We seem to have our theology right, at least on a biblical level...but what about life beyond the words of scripture?  Here is where things get uncomfortable; there's an elephant in the room, and it is racism.  There's not a prettier way to put it - racism is real, and racism makes itself known in ways seen and unseen in the Church just as in society at large.  This should not come as a surprise to anyone who's read Acts; the journey to embracing all people as worthy of God's grace is not a pretty one, and it is FULL of conflict and awkwardness.  The Jewish believers won't serve the Greek believers' community; the leaders of the Jerusalem church are reluctant to grant full communion to non-Jewish believers who don't adhere to all aspects of the Torah.  We struggle with what to do with those who are not like us.


In the context of the ELCA, and mainline Protestantism in general, "those who are not like us" typically means people who are not white or of northern/western European ancestry.  The ELCA is well over 90% white, and the vast majority of its members are not only white, but from five ethnic communities within the white milieu - German, Norwegian, Swedish, Danish, and Finnish.  To give credit where it's due, we celebrate (at least in our public proclamation) the grace-filled embrace of all peoples that we hear about in Acts and Galatians.  But...proclamation and practice aren't always the same thing, are they?  Racism finds a way to work, even among those who would reject its most overt manifestations.

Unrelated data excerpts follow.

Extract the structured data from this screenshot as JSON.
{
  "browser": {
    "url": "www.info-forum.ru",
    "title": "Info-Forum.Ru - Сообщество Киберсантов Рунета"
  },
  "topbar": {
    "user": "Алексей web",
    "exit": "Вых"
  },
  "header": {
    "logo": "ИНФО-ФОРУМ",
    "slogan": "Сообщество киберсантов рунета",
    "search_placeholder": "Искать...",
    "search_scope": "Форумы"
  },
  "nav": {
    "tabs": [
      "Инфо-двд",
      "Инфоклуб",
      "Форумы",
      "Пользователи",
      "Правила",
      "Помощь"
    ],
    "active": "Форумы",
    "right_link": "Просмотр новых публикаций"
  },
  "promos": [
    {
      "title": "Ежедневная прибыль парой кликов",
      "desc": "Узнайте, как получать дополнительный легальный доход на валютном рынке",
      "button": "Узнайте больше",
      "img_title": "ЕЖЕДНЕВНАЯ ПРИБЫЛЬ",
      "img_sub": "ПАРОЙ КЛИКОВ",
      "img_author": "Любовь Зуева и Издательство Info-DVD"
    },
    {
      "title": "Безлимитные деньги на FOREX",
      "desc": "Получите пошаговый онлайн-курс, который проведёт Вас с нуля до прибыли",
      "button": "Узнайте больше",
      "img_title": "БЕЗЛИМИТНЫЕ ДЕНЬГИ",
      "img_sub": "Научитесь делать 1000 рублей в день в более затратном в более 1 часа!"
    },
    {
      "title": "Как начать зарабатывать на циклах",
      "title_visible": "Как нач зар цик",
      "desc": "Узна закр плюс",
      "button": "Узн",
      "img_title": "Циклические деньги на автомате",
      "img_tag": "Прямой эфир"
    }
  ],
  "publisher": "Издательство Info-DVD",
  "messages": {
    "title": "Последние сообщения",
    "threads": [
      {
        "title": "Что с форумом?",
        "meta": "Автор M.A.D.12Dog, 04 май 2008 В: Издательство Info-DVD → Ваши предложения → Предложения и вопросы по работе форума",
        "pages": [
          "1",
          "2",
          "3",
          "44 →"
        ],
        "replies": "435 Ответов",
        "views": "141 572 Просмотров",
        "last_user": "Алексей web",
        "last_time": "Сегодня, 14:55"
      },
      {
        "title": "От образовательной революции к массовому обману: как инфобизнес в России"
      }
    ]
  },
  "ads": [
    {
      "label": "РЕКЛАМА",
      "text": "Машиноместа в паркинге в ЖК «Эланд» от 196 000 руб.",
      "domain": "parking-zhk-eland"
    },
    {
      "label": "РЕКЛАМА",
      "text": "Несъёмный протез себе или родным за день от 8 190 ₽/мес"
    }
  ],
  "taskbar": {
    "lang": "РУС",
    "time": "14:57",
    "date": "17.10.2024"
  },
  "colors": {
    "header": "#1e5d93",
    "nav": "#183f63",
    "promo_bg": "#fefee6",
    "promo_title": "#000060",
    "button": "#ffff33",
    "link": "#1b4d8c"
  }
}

Perhaps racism belongs on the roll of that horde of devils filling the land, threatening to devour.  There aren't a shortage of examples of how "racism" and "demonic-seeming behavior" can go hand in hand - Google image search "lynching," if you doubt that.  Real harm is done to sisters and brothers in Christ by racism, not just in society, but in the Church...and not just by overt displays of it (like today at LSTC), but by the subtle undercurrent of it that whispers the lie "you don't belong," as a friend of mine said earlier in his reflecting upon events.

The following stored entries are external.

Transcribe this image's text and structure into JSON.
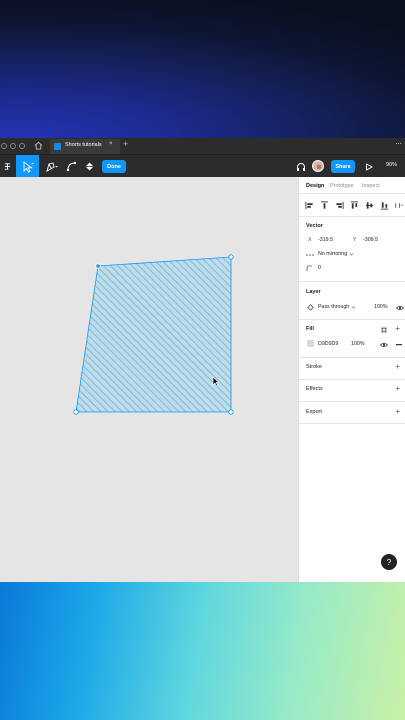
{
  "tabbar": {
    "tab_label": "Shorts tutorials",
    "tab_close": "×",
    "new_tab": "+",
    "more": "···"
  },
  "toolbar": {
    "done_label": "Done",
    "share_label": "Share",
    "zoom": "90%"
  },
  "panel": {
    "tabs": [
      "Design",
      "Prototype",
      "Inspect"
    ],
    "vector": {
      "title": "Vector",
      "x_label": "X",
      "x_value": "-319.5",
      "y_label": "Y",
      "y_value": "-309.5",
      "mirroring": "No mirroring",
      "corner_radius": "0"
    },
    "layer": {
      "title": "Layer",
      "blend": "Pass through",
      "opacity": "100%"
    },
    "fill": {
      "title": "Fill",
      "hex": "D9D9D9",
      "opacity": "100%",
      "swatch_color": "#d9d9d9"
    },
    "stroke": {
      "title": "Stroke"
    },
    "effects": {
      "title": "Effects"
    },
    "export": {
      "title": "Export"
    },
    "help": "?"
  },
  "colors": {
    "accent": "#0d99ff",
    "shape_fill": "#bfdcea",
    "shape_hatch": "#6fb3d6",
    "chrome": "#2c2c2c"
  }
}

Where does grace show up in this?  In the very midst of the struggle.  Luther wrote in one of his works ("Against Hanswurst," for those keeping score at home) that the "little word" that subdues the devil here is "Devil, you lie!"  In the naming of racism for what it is when it appears; in the difficult conversations; in the suffering of people who've committed no offense other than to be different from the majority; in the gathering together in solidarity to support those whose very worth is called into question; in acts of repentance; in resisting the urge to call unclean what God has called clean - it is here that we get a taste of what God's grace is all about.  Paul says we are called to the ministry of reconciliation in 2 Corinthians 5; in chapter 6, he fleshes out what that means:


"as servants of God we commend ourselves in every way: by great endurance, in afflictions, hardships, calamities, beatings, imprisonments, riots, labors, sleepless nights, hunger; by purity, knowledge, patience, kindness, the Holy Spirit, genuine love; by truthful speech, and the power of God; with the weapons of righteousness for the right hand and for the left; through honor and dishonor, through slander and praise. We are treated as impostors, and yet are true; as unknown, and yet well known; as dying, and behold, we live; as punished, and yet not killed; 10 as sorrowful, yet always rejoicing; as poor, yet making many rich; as having nothing, yet possessing everything."

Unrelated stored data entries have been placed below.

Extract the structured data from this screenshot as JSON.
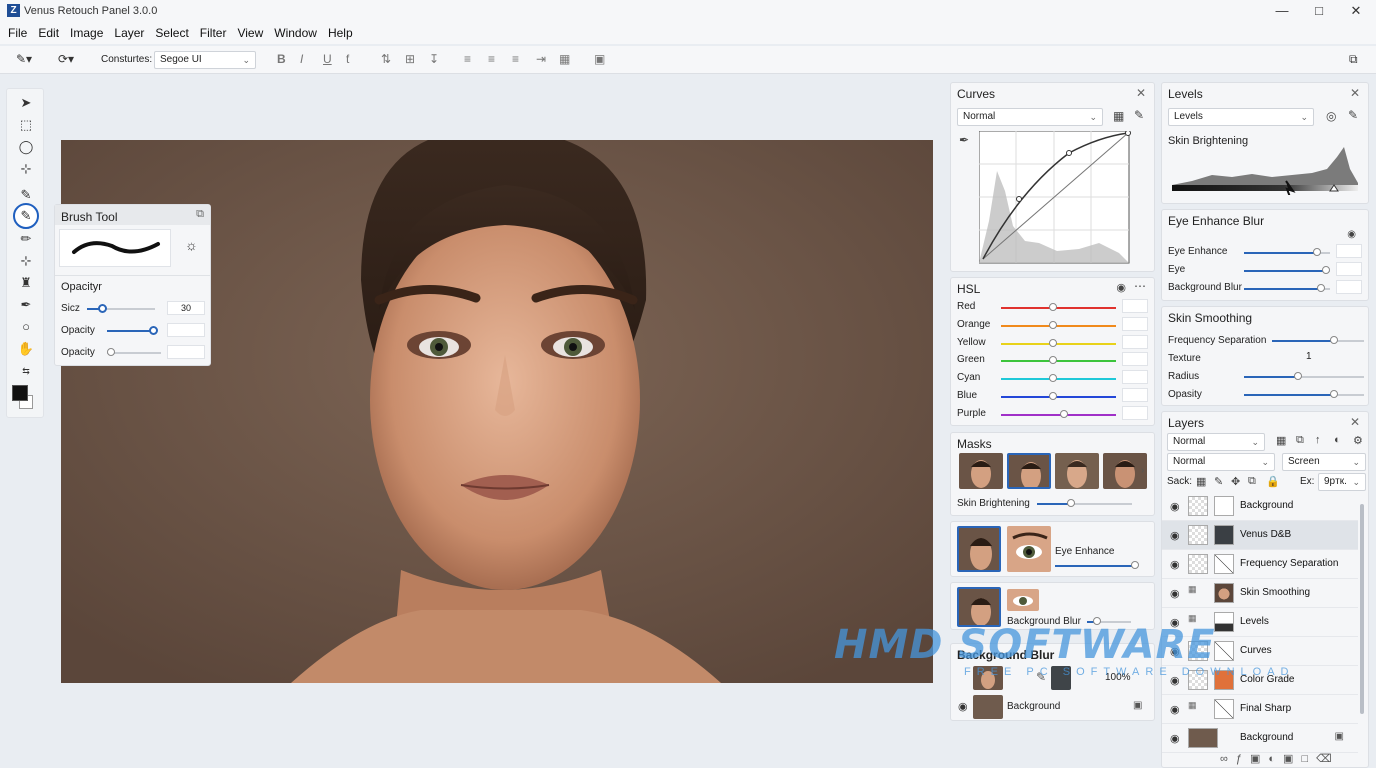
{
  "app": {
    "title": "Venus Retouch Panel 3.0.0",
    "logo_icon": "z-logo-icon"
  },
  "menu": [
    "File",
    "Edit",
    "Image",
    "Layer",
    "Select",
    "Filter",
    "View",
    "Window",
    "Help"
  ],
  "toolbar": {
    "font_label": "Consturtes:",
    "font_value": "Segoe UI"
  },
  "brush_popup": {
    "title": "Brush Tool",
    "section": "Opacityr",
    "rows": [
      {
        "label": "Sicz",
        "value": "30"
      },
      {
        "label": "Opacity",
        "value": ""
      },
      {
        "label": "Opacity",
        "value": ""
      }
    ]
  },
  "curves": {
    "title": "Curves",
    "mode": "Normal"
  },
  "hsl": {
    "title": "HSL",
    "rows": [
      {
        "label": "Red",
        "color": "#e0322e"
      },
      {
        "label": "Orange",
        "color": "#f08a1c"
      },
      {
        "label": "Yellow",
        "color": "#e8d21a"
      },
      {
        "label": "Green",
        "color": "#3cc43c"
      },
      {
        "label": "Cyan",
        "color": "#1ec8d8"
      },
      {
        "label": "Blue",
        "color": "#2347d8"
      },
      {
        "label": "Purple",
        "color": "#a030c8"
      }
    ]
  },
  "masks": {
    "title": "Masks",
    "slider_label": "Skin Brightening"
  },
  "eye_enhance_card": {
    "label": "Eye Enhance"
  },
  "bg_blur_card": {
    "label": "Background Blur"
  },
  "bg_blur_section": {
    "title": "Background Blur",
    "percent": "100%",
    "layer": "Background"
  },
  "levels": {
    "title": "Levels",
    "dropdown": "Levels",
    "subtitle": "Skin Brightening"
  },
  "eye_blur": {
    "title": "Eye Enhance Blur",
    "rows": [
      {
        "label": "Eye Enhance",
        "level": 0.85
      },
      {
        "label": "Eye",
        "level": 0.95
      },
      {
        "label": "Background Blur",
        "level": 0.9
      }
    ]
  },
  "skin_smoothing": {
    "title": "Skin Smoothing",
    "rows": [
      {
        "label": "Frequency Separation",
        "value": ""
      },
      {
        "label": "Texture",
        "value": "1"
      },
      {
        "label": "Radius",
        "value": ""
      },
      {
        "label": "Opasity",
        "value": ""
      }
    ]
  },
  "layers": {
    "title": "Layers",
    "blend1": "Normal",
    "blend2": "Normal",
    "blend3": "Screen",
    "sack_label": "Sack:",
    "ex_label": "Ex:",
    "ex_value": "9pтк.",
    "items": [
      {
        "name": "Background"
      },
      {
        "name": "Venus D&B"
      },
      {
        "name": "Frequency Separation"
      },
      {
        "name": "Skin Smoothing"
      },
      {
        "name": "Levels"
      },
      {
        "name": "Curves"
      },
      {
        "name": "Color Grade"
      },
      {
        "name": "Final Sharp"
      },
      {
        "name": "Background"
      }
    ]
  },
  "watermark": {
    "main": "HMD SOFTWARE",
    "sub": "FREE PC SOFTWARE DOWNLOAD"
  }
}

"White Power" - supremacist talk at worst, and ignorant speech that wounds others at best - is not the ministry of reconciliation.  Insisting that no, really, it's not fundamentally different from saying "black power" isn't the ministry of reconciliation.  Calling the thing what it is - a means of showing "genuine love; by truthful speech" - and naming racism where it rears its head...that looks a lot more like what we're called to in Christ.


There will be difficult conversations in the days ahead - certainly at LSTC, probably in other places.  Perhaps, at this time in this place, we have no greater opportunity to witness to the reconciling love and grace of Christ than by speaking that one little word to racism and that which propagates it - Devil, you lie!